ISSUE: Whether petitioner has satisfied the 1year residency requirement to be eligible in running as
representative of the First District of Leyte.

HELD:

Residence is used synonymously with domicile for election purposes. The court are in favor of a
conclusion supporting petitoners claim of legal residence or domicile in the First District of Leyte
despite her own declaration of 7 months residency in the district for the following reasons:

1. A minor follows domicile of her parents. Tacloban became Imeldas domicile of origin by operation
of law when her father brought them to Leyte;

2. Domicile of origin is only lost when there is actual removal or change of domicile, a bona fide
intention of abandoning the former residence and establishing a new one, and acts which correspond
with the purpose. In the absence and concurrence of all these, domicile of origin should be deemed
to continue.

3. A wife does not automatically gain the husbands domicile because the term residence in Civil
Law does not mean the same thing in Political Law. When Imelda married late President Marcos in
1954, she kept her domicile of origin and merely gained a new home and not domicilium necessarium.

4. Assuming that Imelda gained a new domicile after her marriage and acquired right to choose a new
one only after the death of Pres. Marcos, her actions upon returning to the country clearly indicated
that she chose Tacloban, her domicile of origin, as her domicile of choice. To add, petitioner even
obtained her residence certificate in 1992 in Tacloban, Leyte while living in her brothers house, an
act, which supports the domiciliary intention clearly manifested. She even kept close ties by
establishing residences in Tacloban, celebrating her birthdays and other important milestones.

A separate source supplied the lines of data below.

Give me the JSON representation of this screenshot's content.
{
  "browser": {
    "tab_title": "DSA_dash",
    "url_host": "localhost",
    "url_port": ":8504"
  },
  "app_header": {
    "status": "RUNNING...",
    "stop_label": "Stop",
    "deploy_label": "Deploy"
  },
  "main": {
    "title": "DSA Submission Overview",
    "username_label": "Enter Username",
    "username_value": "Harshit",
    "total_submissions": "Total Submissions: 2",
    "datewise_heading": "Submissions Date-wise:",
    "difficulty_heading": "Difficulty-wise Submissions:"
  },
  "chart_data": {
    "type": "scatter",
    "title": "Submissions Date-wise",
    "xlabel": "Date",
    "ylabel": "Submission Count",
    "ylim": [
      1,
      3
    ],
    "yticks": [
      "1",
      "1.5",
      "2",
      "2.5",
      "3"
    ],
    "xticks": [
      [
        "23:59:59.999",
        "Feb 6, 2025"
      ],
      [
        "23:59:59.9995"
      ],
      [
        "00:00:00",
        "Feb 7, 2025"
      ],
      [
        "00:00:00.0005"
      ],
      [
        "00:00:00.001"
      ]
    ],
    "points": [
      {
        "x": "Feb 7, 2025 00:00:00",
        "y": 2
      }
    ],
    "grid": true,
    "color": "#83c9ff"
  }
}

WHEREFORE, having determined that petitioner possesses the necessary residence qualifications to
run for a seat in the House of Representatives in the First District of Leyte, the COMELEC's questioned
Resolutions dated April 24, May 7, May 11, and May 25, 1995 are hereby SET ASIDE. Respondent
COMELEC is hereby directed to order the Provincial Board of Canvassers to proclaim petitioner as the
duly elected Representative of the First District of Leyte.